Studying abroad is supposed to "broaden my horizons" and "brighten my future," right? It'll be good for me. Get me out of my comfort zone and force me to grow up and be responsible. Because, honestly, college so far hasn't been super difficult, seeing as how I go to school 15 minutes away from my family and still live with my parents. Things have been pretty easy for me so far, because God has seen fit to bless me with so many awesome things. Decently-well-off and supportive family, full scholarship to a great school, steady job, fun friends, caring boyfriend. I'm super thankful that I have all these nice things to enjoy in my life. At the same time though, I find myself wondering who I am without them. Who am I, really? On my own, with my own strength, what am I capable of? Ever since college started, I've kind of wanted to shake things up a bit for myself. Do something crazy. Go on a road trip. Move far away and see how I react. I'm not trying to be ungrateful for all my blessings, and I apologize if I sound that way. I just want to test myself. See what I'm made of. Explore, and figure out what kind of person I am in my core. Am I crazy for wanting this? I dunno. But I guess that's enough angsting for now. Can't bore you guys for too long, eh?

Anyways, before I go, I wanted to share another odd dream I had, featuring this guy:


(that's Brian Austin Green as Derek Reese from "Terminator: The Sarah Connor Chronicles")

And also this guy:


(Laurence Fishburne as CSI Raymond Langston from "CSI: Crime Scene Investigation")
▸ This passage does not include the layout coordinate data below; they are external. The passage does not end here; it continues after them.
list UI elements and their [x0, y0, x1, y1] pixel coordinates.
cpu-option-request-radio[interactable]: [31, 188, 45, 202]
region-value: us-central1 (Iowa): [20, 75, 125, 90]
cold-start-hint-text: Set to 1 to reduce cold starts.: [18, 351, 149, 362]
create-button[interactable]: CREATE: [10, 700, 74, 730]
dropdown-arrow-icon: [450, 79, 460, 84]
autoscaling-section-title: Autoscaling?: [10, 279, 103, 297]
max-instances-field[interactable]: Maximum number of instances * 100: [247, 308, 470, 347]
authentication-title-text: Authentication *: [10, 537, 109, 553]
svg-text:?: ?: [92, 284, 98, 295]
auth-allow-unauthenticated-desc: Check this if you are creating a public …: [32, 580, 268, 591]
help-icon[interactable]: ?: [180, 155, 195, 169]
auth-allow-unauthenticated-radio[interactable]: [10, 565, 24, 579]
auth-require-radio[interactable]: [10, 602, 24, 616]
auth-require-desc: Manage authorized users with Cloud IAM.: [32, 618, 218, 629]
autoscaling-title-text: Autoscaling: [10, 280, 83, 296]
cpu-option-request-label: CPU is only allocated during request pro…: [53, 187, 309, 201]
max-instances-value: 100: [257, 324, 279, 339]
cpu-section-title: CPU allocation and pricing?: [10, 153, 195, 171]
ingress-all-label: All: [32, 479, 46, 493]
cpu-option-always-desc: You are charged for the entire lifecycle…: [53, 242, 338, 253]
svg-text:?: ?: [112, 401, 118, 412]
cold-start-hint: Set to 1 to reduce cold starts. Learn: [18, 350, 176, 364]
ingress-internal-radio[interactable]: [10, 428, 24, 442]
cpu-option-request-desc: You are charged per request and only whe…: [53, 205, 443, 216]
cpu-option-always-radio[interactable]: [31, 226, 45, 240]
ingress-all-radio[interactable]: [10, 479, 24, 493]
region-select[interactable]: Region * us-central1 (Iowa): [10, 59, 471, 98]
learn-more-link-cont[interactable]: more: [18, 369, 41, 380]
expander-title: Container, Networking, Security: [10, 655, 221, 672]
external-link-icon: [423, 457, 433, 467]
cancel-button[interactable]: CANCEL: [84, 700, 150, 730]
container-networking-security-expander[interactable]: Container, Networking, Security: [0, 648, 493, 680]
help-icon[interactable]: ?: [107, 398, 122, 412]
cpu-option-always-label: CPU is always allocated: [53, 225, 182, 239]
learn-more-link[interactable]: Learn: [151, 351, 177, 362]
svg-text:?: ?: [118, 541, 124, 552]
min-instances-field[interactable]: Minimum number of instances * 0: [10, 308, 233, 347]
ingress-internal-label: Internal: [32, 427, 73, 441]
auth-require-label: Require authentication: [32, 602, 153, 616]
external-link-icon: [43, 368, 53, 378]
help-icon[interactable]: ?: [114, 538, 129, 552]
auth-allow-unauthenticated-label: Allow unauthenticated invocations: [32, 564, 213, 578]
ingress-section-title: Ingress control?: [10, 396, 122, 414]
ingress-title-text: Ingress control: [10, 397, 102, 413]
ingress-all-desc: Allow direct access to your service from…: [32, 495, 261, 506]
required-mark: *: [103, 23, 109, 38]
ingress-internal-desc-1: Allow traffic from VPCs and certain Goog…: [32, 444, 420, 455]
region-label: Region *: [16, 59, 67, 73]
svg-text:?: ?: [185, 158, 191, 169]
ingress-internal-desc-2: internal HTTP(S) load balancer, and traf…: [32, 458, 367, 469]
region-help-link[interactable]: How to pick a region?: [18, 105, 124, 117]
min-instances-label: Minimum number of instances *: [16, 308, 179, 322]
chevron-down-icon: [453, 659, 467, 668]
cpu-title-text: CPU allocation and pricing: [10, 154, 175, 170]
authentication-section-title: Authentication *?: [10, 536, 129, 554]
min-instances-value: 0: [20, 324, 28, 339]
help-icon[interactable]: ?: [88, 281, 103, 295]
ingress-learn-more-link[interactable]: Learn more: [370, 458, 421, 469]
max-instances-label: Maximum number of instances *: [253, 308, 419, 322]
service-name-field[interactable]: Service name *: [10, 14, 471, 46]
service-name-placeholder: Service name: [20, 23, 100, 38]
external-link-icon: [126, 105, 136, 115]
So it's morning, and I'm in my kitchen getting some breakfast. Langston is there, cooking something on the stove, and Derek is sitting at the kitchen table, eating his breakfast and reading the newspaper or something like that. I open my fridge and grab a wine bottle, because who doesn't drink wine with breakfast, and pour myself a glass. I go over to the table and sit next to Derek. I start talking to him about something I can't remember at the moment, but it's gotta be something to do with current technology, because he says "I dunno, I never knew anything about that." And I'm like, "Oh yeah, you grew up during the war, so they didn't have stuff like that in the future." He goes back to reading his newspaper. "Hey, can I ask you something?" I ask him. He puts down his newspaper and gives me a look like I'm about to ask him where babies come from or something. "Yeah," he says cautiously. "What?" "How can you tell when a boy likes you?" Derek looks a little stunned and says something like, "Uh, well... I dunno. I guess if he gets all quiet when he's next to you or if he tries to protect you a lot, then you can safely assume he likes you." And I'm just like, "Oh. Really?" Derek shrugs and tries to go back to reading his paper. I kiss him on the cheek and say, "Thanks, Derek, you're an awesome uncle." Then I get up and bring my half-finished glass of wine back over to the fridge and giggle, because I'm slightly drunk already. "Man, I can't believe I'm drunk from half a glass of wine!" I say as I put the glass into the fridge for later. I head towards my bedroom, as Langston sits down at the table with his eggs or whatever. "I'm such a lightweight," I say and do a ballerina twirl, which makes Langston chuckle. 

That's about it. The dream was about to start getting into a scary part, but I can't really remember any details about it, other than there might have been mannequins involved, and at that point my little brother busted into my room and said he missed the bus, so I had to give him a ride to school. In any case, this dream was just really weird to me, because it was as if I was John Connor, but a girl instead of a boy (Johanna Connor? Joan Connor? Jane Connor? haha), and it also made me realize that CSI is starting up again soon. I also realize that if you don't watch CSI or Terminator: The Sarah Connor Chronicles, then this dream made less than a lick of sense.